En attendant demain
Nathacha Appanah

Gallimard
blanche
janvier 2015
208 p.  17,50 €
ebook avec DRM 12,99 €
 
 
 
 La rédaction l'a lu

Le chagrin sous les apparences

Il est des textes où, dès les premières lignes, une situation étrange nous interpelle. Des textes qui ne nous donnent pas immédiatement leurs clefs mais nous entrainent à rebours dans les vies des personnages jusqu’à ce qu’on découvre ce que, confusément, on avait pressenti.
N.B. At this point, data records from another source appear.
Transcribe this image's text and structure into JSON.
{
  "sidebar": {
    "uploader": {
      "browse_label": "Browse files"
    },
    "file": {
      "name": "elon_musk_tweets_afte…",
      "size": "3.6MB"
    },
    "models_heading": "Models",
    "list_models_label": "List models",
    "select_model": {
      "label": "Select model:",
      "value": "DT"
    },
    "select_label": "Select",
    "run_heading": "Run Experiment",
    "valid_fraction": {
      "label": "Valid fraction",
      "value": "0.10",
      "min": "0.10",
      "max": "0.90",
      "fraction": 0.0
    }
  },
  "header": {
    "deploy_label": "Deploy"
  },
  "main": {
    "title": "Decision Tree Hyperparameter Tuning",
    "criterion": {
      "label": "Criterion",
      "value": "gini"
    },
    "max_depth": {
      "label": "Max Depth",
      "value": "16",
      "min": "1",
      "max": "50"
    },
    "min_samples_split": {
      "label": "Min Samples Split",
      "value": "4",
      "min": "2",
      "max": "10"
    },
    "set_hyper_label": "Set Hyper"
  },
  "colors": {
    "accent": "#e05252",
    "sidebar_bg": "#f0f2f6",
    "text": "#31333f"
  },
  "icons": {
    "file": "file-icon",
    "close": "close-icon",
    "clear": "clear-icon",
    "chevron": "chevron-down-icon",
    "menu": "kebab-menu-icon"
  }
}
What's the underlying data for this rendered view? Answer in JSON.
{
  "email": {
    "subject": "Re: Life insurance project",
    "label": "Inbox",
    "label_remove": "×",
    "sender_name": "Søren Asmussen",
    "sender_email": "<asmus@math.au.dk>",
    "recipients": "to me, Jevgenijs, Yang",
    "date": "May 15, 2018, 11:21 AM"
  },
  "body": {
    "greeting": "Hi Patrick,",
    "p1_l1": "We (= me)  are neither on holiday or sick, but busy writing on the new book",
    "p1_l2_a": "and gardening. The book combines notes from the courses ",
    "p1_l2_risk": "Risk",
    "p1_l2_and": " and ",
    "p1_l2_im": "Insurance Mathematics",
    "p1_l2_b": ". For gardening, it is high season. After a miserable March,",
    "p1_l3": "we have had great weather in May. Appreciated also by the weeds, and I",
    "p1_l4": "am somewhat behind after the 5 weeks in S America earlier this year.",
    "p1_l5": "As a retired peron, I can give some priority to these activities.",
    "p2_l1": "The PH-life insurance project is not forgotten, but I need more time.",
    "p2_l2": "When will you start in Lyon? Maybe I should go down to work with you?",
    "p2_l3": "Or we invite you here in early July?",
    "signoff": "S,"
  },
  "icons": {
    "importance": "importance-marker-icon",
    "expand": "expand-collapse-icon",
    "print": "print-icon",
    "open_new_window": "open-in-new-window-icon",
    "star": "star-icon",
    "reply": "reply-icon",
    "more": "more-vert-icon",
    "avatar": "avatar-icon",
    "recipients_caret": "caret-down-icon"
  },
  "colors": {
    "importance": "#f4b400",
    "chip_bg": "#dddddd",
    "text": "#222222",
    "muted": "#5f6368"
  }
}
Lorsqu’on se plonge dans le nouveau roman de Nathacha Appanah, on devine que quelque chose de terrible s’est passé, on en est même certain, pourtant on ne sait de quoi il s’agit. La romancière nous dit seulement qu’Adam est en prison depuis un peu plus de quatre ans. Anita, sa compagne, s’occupe seule de leur fille. Entre eux, plane l’ombre d’une autre femme, Adèle. Voilà. On ignore ce qui s’est joué entre eux et Nathacha Appanah va détricoter les événements pour nous, page après page.

Cela fait longtemps qu’on attendait Nathacha Appanah, depuis 2007 et l’émouvant « Le dernier frère ». Née à l’île Maurice et installée en France, cette romancière nous a conquis par ses doux et douloureux livres pleins de sensibilité. Nathacha Appanah est une petite voix, chargée d’émotion, qui n’a pas son pareil pour raconter les chagrins enfouis sous le quotidien. Tel ce très beau « En attendant demain », où elle croise avec grâce deux destins de femmes.

Anita est née à Maurice, elle a rejoint Paris pour suivre des études de lettres. Elle rencontre Adam qui prépare un diplôme d’architecte. Ils ne se sentent pas à l’aise dans la capitale et décident de s’établir au Pays Basque, région natale d’Adam.

Appanah scrute leurs rêves qui bientôt vont s’éroder. Ils pensaient qu’ils allaient former un couple -et bientôt une famille- unique, enviable, exemplaire. Anita devait profiter du calme de la vie de province pour écrire des romans, sauf qu’elle n’y parvient pas. En attendant elle s’occupe de leur petite fille, de la maison, et s’enferme dans ce rôle de femme au foyer pour lequel elle n’est pas faite. Elle tente de trouver du boulot, mais le journal régional ne lui propose que quelques maigres piges sous-payées qui l’épuisent. Surtout, son origine exotique, la couleur de sa peau, font d’elle une éternelle étrangère dans cette région rurale où elle ne trouve pas sa place.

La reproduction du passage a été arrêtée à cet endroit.